Сократу тоже хотелось заглянуть в эту молодую, но такую замкнутую душу, о дерзаниях которой он догадывался. Этим заглядыванием в души он занимался на агоре, в Акрополе, в лагере под осажденной Потидеей, в храмах, в гимназиях, всюду. Но сегодня ему пришлось говорить особенно много, он чувствовал себя усталым и потому пока молчал, с удовольствием вдыхая прохладный ночной воздух, нежно пахнущий фиалкой, любуясь звездами и прислушиваясь к праздничному шуму потихоньку разбредающихся по домам гуляк.
Сократу было под сорок. Он был сыном бедного скульптора Софрониска и повивальной бабки Фенареты из маленького местечка Алопес, лежавшего за Ликабетом в часе небыстрой ходьбы от Афин.
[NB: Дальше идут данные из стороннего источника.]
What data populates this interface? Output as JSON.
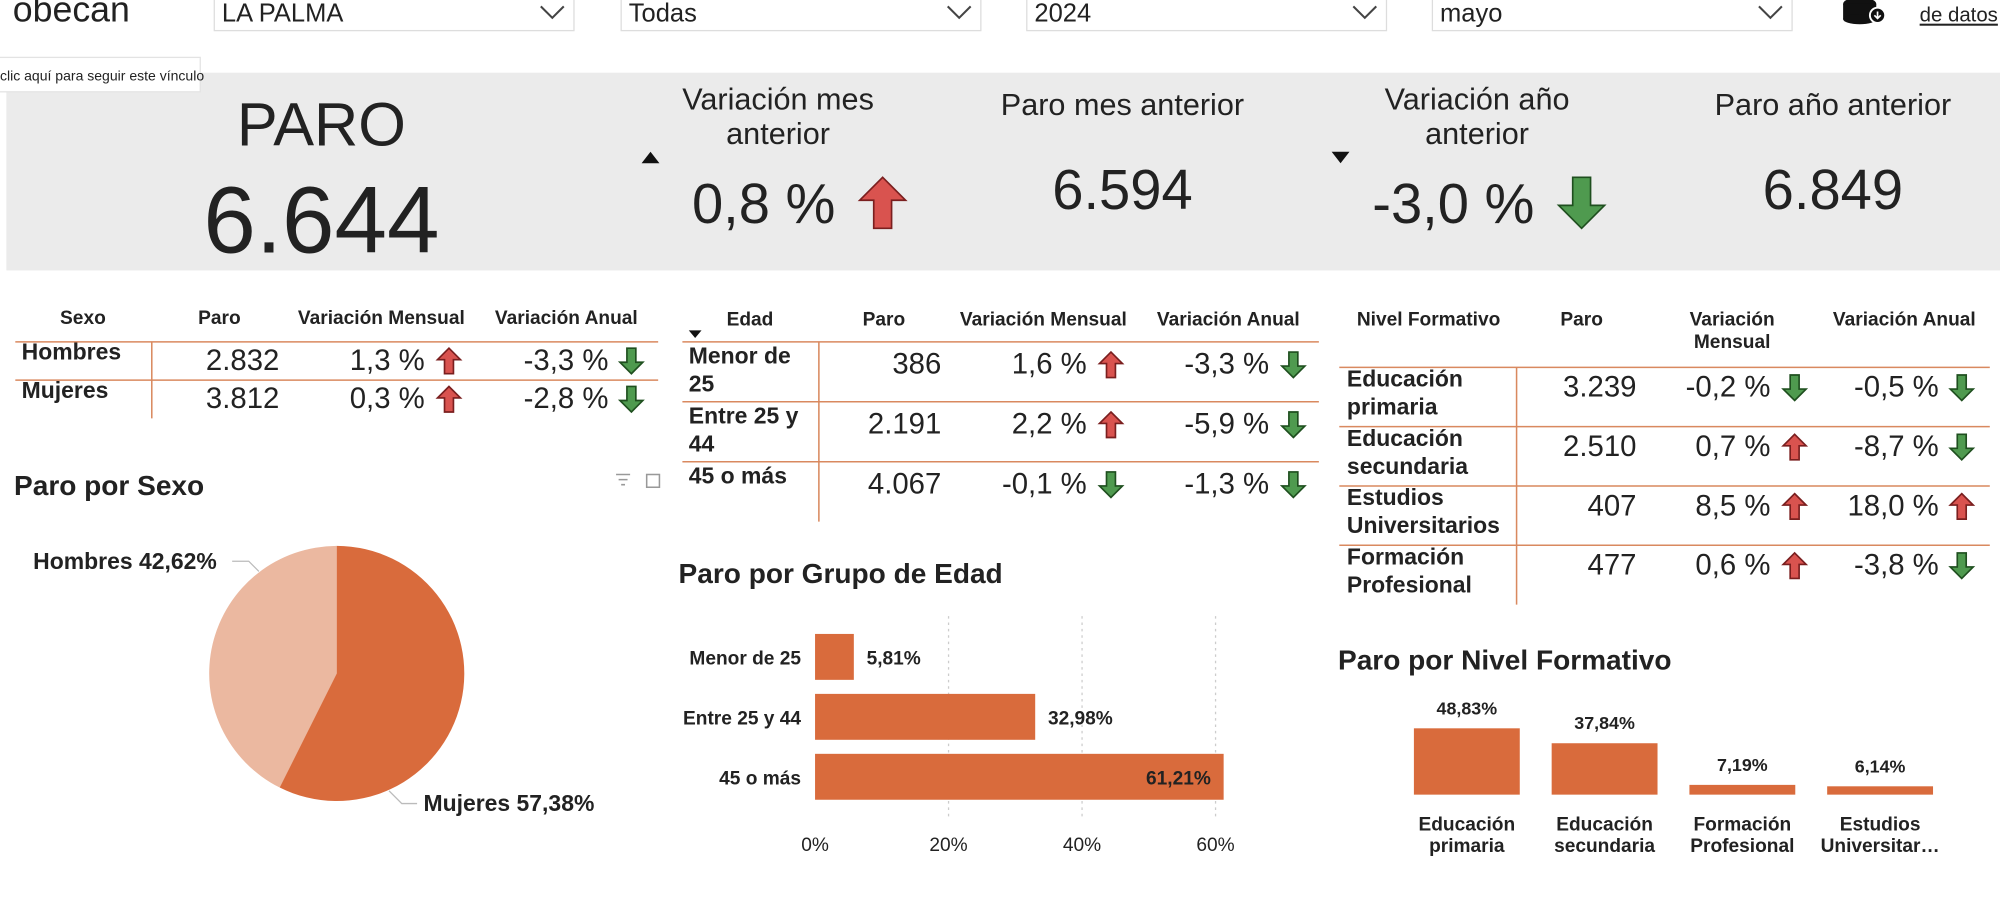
{
  "header": {
    "logo": "obecan",
    "filters": [
      "LA PALMA",
      "Todas",
      "2024",
      "mayo"
    ],
    "link": "de datos",
    "tooltip": "clic aquí para seguir este vínculo"
  },
  "kpis": {
    "main": {
      "title": "PARO",
      "value": "6.644"
    },
    "cards": [
      {
        "title": [
          "Variación mes",
          "anterior"
        ],
        "value": "0,8 %",
        "trend": "up"
      },
      {
        "title": [
          "Paro mes anterior"
        ],
        "value": "6.594"
      },
      {
        "title": [
          "Variación año",
          "anterior"
        ],
        "value": "-3,0 %",
        "trend": "down"
      },
      {
        "title": [
          "Paro año anterior"
        ],
        "value": "6.849"
      }
    ]
  },
  "tables": [
    {
      "headers": [
        [
          "Sexo"
        ],
        [
          "Paro"
        ],
        [
          "Variación Mensual"
        ],
        [
          "Variación Anual"
        ]
      ],
      "rows": [
        {
          "name": [
            "Hombres"
          ],
          "cells": [
            "2.832",
            "1,3 %",
            "-3,3 %"
          ]
        },
        {
          "name": [
            "Mujeres"
          ],
          "cells": [
            "3.812",
            "0,3 %",
            "-2,8 %"
          ]
        }
      ]
    },
    {
      "headers": [
        [
          "Edad"
        ],
        [
          "Paro"
        ],
        [
          "Variación Mensual"
        ],
        [
          "Variación Anual"
        ]
      ],
      "rows": [
        {
          "name": [
            "Menor de",
            "25"
          ],
          "cells": [
            "386",
            "1,6 %",
            "-3,3 %"
          ]
        },
        {
          "name": [
            "Entre 25 y",
            "44"
          ],
          "cells": [
            "2.191",
            "2,2 %",
            "-5,9 %"
          ]
        },
        {
          "name": [
            "45 o más"
          ],
          "cells": [
            "4.067",
            "-0,1 %",
            "-1,3 %"
          ]
        }
      ]
    },
    {
      "headers": [
        [
          "Nivel Formativo"
        ],
        [
          "Paro"
        ],
        [
          "Variación",
          "Mensual"
        ],
        [
          "Variación Anual"
        ]
      ],
      "rows": [
        {
          "name": [
            "Educación",
            "primaria"
          ],
          "cells": [
            "3.239",
            "-0,2 %",
            "-0,5 %"
          ]
        },
        {
          "name": [
            "Educación",
            "secundaria"
          ],
          "cells": [
            "2.510",
            "0,7 %",
            "-8,7 %"
          ]
        },
        {
          "name": [
            "Estudios",
            "Universitarios"
          ],
          "cells": [
            "407",
            "8,5 %",
            "18,0 %"
          ]
        },
        {
          "name": [
            "Formación",
            "Profesional"
          ],
          "cells": [
            "477",
            "0,6 %",
            "-3,8 %"
          ]
        }
      ]
    }
  ],
  "charts": [
    {
      "type": "pie",
      "title": "Paro por Sexo",
      "categories": [
        "Hombres",
        "Mujeres"
      ],
      "values": [
        42.62,
        57.38
      ],
      "value_labels": [
        "42,62%",
        "57,38%"
      ],
      "colors": [
        "#ebb8a0",
        "#d96b3c"
      ]
    },
    {
      "type": "hbar",
      "title": "Paro por Grupo de Edad",
      "categories": [
        "Menor de 25",
        "Entre 25 y 44",
        "45 o más"
      ],
      "values": [
        5.81,
        32.98,
        61.21
      ],
      "value_labels": [
        "5,81%",
        "32,98%",
        "61,21%"
      ],
      "color": "#d96b3c",
      "xlim": [
        0,
        60
      ],
      "xticks": [
        {
          "value": 0,
          "label": "0%"
        },
        {
          "value": 20,
          "label": "20%"
        },
        {
          "value": 40,
          "label": "40%"
        },
        {
          "value": 60,
          "label": "60%"
        }
      ],
      "grid": true
    },
    {
      "type": "bar",
      "title": "Paro por Nivel Formativo",
      "categories": [
        [
          "Educación",
          "primaria"
        ],
        [
          "Educación",
          "secundaria"
        ],
        [
          "Formación",
          "Profesional"
        ],
        [
          "Estudios",
          "Universitar…"
        ]
      ],
      "values": [
        48.83,
        37.84,
        7.19,
        6.14
      ],
      "value_labels": [
        "48,83%",
        "37,84%",
        "7,19%",
        "6,14%"
      ],
      "color": "#d96b3c"
    }
  ]
}
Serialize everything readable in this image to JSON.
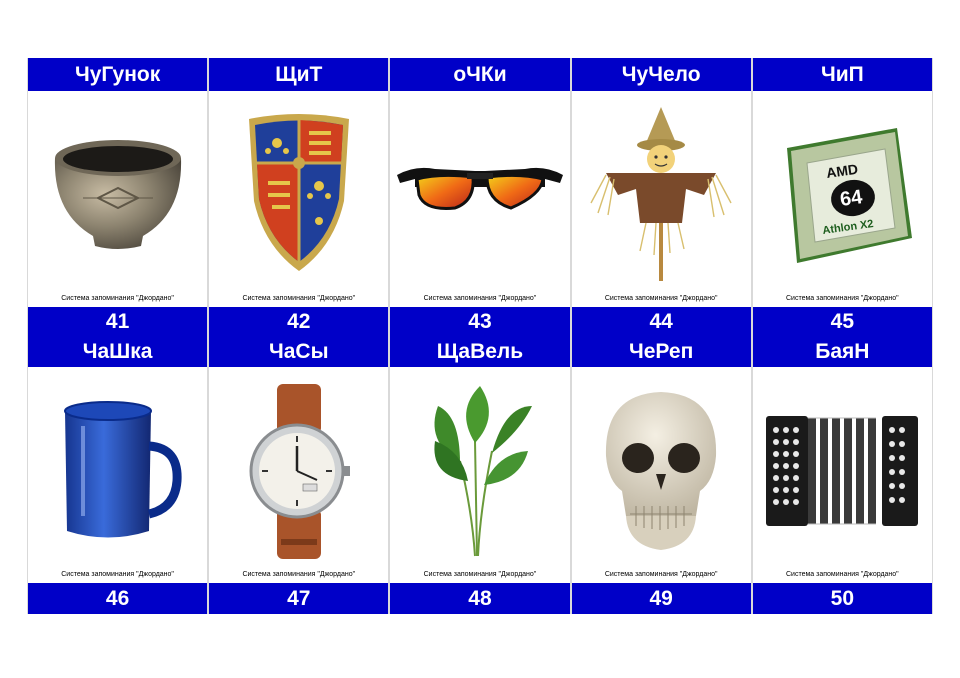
{
  "caption": "Система запоминания \"Джордано\"",
  "cards": [
    {
      "word": "ЧуГунок",
      "number": "41"
    },
    {
      "word": "ЩиТ",
      "number": "42"
    },
    {
      "word": "оЧКи",
      "number": "43"
    },
    {
      "word": "ЧуЧело",
      "number": "44"
    },
    {
      "word": "ЧиП",
      "number": "45"
    },
    {
      "word": "ЧаШка",
      "number": "46"
    },
    {
      "word": "ЧаСы",
      "number": "47"
    },
    {
      "word": "ЩаВель",
      "number": "48"
    },
    {
      "word": "ЧеРеп",
      "number": "49"
    },
    {
      "word": "БаяН",
      "number": "50"
    }
  ],
  "chip_logo": {
    "brand": "AMD",
    "model": "64",
    "line": "Athlon X2"
  },
  "colors": {
    "band": "#0000c8",
    "band_text": "#ffffff"
  }
}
Предание говорило, что род Сократа был весьма древний и знатный и восходил будто бы к Дедалу, которому приписывалось введение в Афинах искусств и ремесел и сын которого, Икар, сделал попытку подняться на крыльях к солнцу и – разбился.
Сперва Сократ начал было продолжать дело своего отца и по дороге в Акрополь стояла даже его мраморная группа харит, но потом его увлекла философия и он, послушав знаменитого Продика и геометра Теодора из Кирен, и сам вступил на это поприще: ему – как, впрочем, и всем в этой области – казалось, что он непременно скажет какое-то последнее слово в туманах бездорожной мысли человеческой, все приведет в ясность. Труды предшествовавших и современных ему философов казались ему нелепыми: одни считают, что все сущее – едино, другие, что оно многообразно и раздельно, одни, что все движется, другие, что все находится в полном покое, одни, что все в мире рождается и погибает, другие, что ничего не рождается и ничто не погибает. И ему казалось, что всякая душа человеческая беременна истиной – он не задумывался над этим большим словом слишком пристально, как бы решив, что значение его известно всем и каждому – и нужно только заставить эту душу разродиться. Этот способ извлечения истины из души называл майетикой. Он точно не замечал, что все, кого он подвергал этому своему акушерскому искусству, рожали как раз ту истину, которую ему хотелось видеть рожденной, и что очень часто воспитанники его совсем и не думали эти открытые им истины делать своей путеводной звездой по лабиринтам жизни: «истина» была нужна как будто только для эристики – искусства спорить – а в жизни каждый из них руководился только теми тайными силами, которые, как ветер в ветрилах судна, и двигали его вперед равнинами жизни. Самообманы, которые владеют человеком, воистину бесконечны… Он ходил, слушал, смотрел, помогал истине и стал настолько уже известен, что Аристофан стал даже высмеивать его в своих комедиях.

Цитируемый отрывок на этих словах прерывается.